Today’s announcement is of “a consultation starting today including proposals on how judges could dismiss weak cases more easily and reduce the number of preliminary hearings”. (Logic suggests that these are incompatible desires – you can’t reduce the number of claims, except by increasing the number of preliminary stages).

The context is Mr Justice Underhill‘s plans for Employment Tribunals about which I posted in July. In practice, the government now invites comments on these changes. It is clarified that the proposed “sift” of Tribunal claims should be restricted to circumstances where there is an administrative defecit in the claim.

There is a proposal that Judges should be given a new power to strike out a claim at any time. In practice, this joins together with another Underhill proposal that in place of the present two kinds of preliminary hearing (CMDs, where cases can’t be struck out and PHRs, where there can) there should be a single category of preliminary hearing.
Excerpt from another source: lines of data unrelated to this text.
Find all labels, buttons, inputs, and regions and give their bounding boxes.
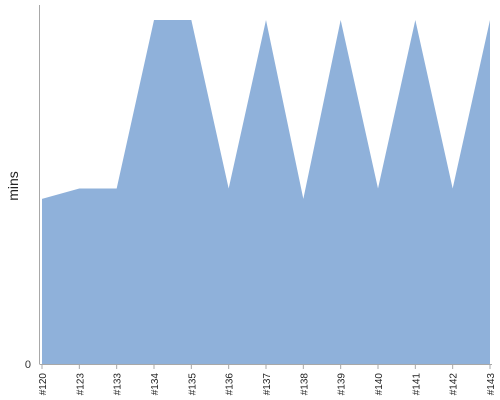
x-tick-label: #140	[374, 373, 385, 396]
y-axis-label: mins	[5, 171, 21, 201]
x-tick-label: #142	[449, 373, 460, 396]
y-axis-ticks: 0	[25, 359, 31, 371]
x-axis-ticks: #120 #123 #133 #134 #135 #136 #137 #138 #139 #140…	[38, 364, 497, 395]
y-tick-label: 0	[25, 359, 31, 371]
x-tick-label: #120	[38, 373, 49, 396]
x-tick-label: #137	[262, 373, 273, 396]
area-layer	[42, 20, 490, 364]
x-tick-label: #143	[486, 373, 497, 396]
x-tick-label: #136	[225, 373, 236, 396]
area-series	[42, 20, 490, 364]
x-tick-label: #123	[75, 373, 86, 396]
x-tick-label: #134	[150, 373, 161, 396]
x-tick-label: #141	[411, 373, 422, 396]
x-tick-label: #139	[337, 373, 348, 396]
x-tick-label: #135	[187, 373, 198, 396]
x-tick-label: #138	[299, 373, 310, 396]
x-tick-label: #133	[113, 373, 124, 396]
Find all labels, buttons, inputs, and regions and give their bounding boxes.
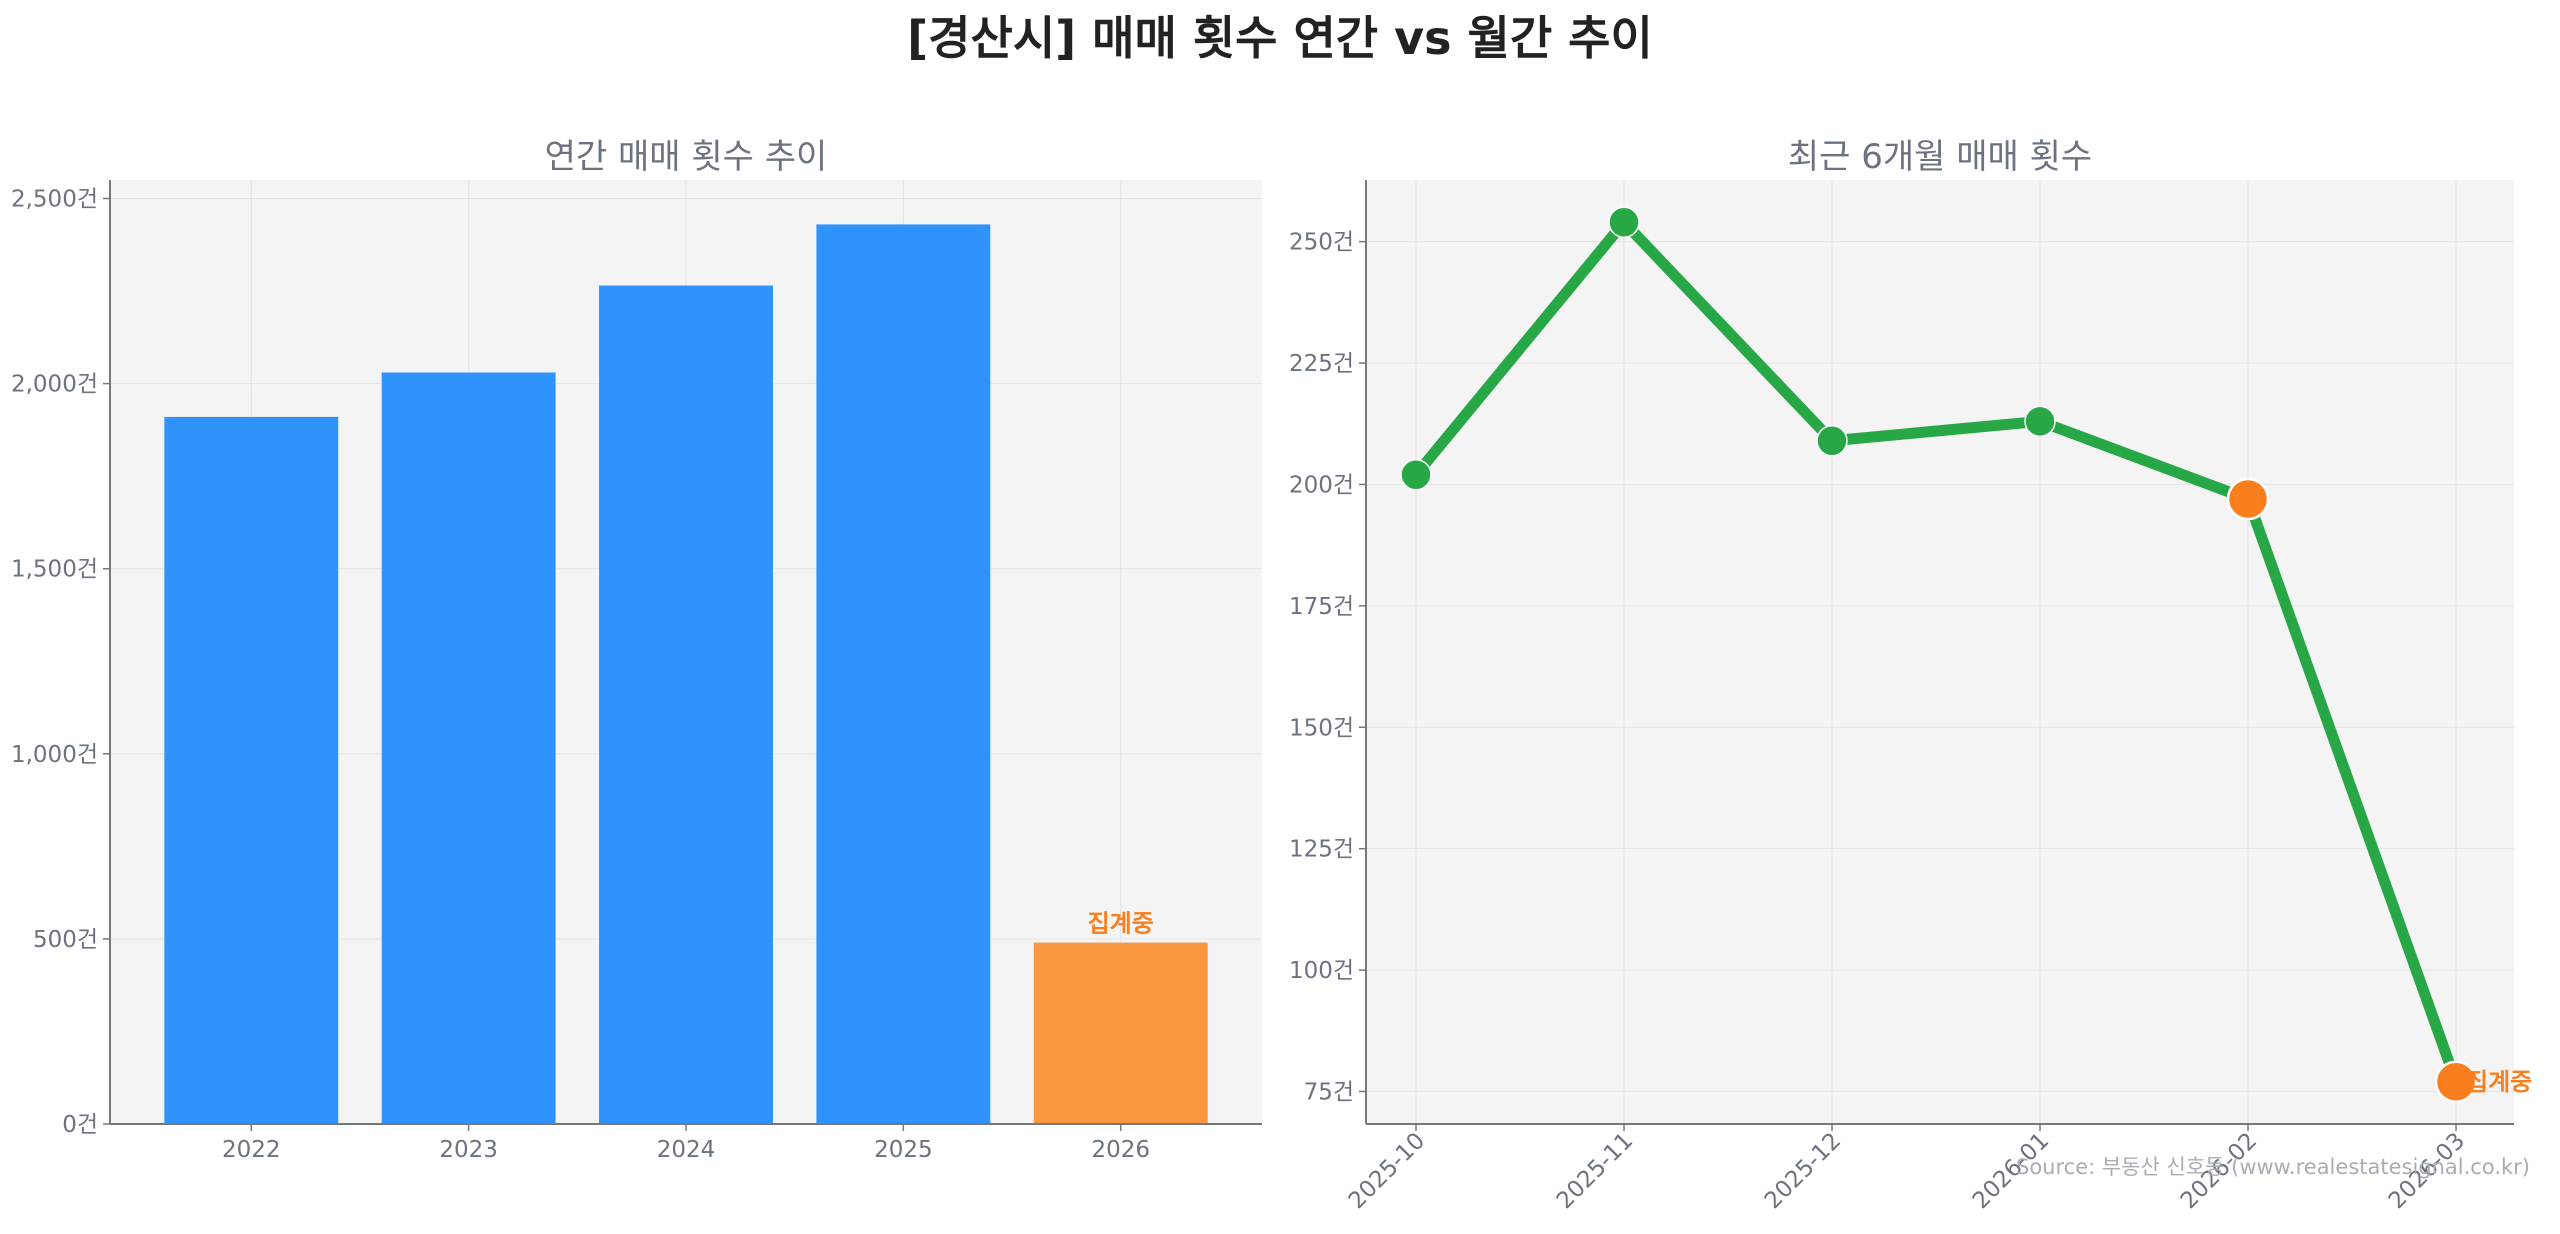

The government asks about giving Judges powers to limit evidence (which they do already), and the government consults – almost plaintively – to ask if anything can be done to remove the present practice that costs are only awarded in 0.5% of cases.

(One answer would of course be to remove the no costs principle in the Tribunals; the government has not done this, presumably from an awareness that it would open the floodgates to a much larger number of no-win no-fee claims).

In a nutshell, what is being announced is not new policies as such but two further consultations, each of which will bring us slightly closer to a world of diminished rights for workers.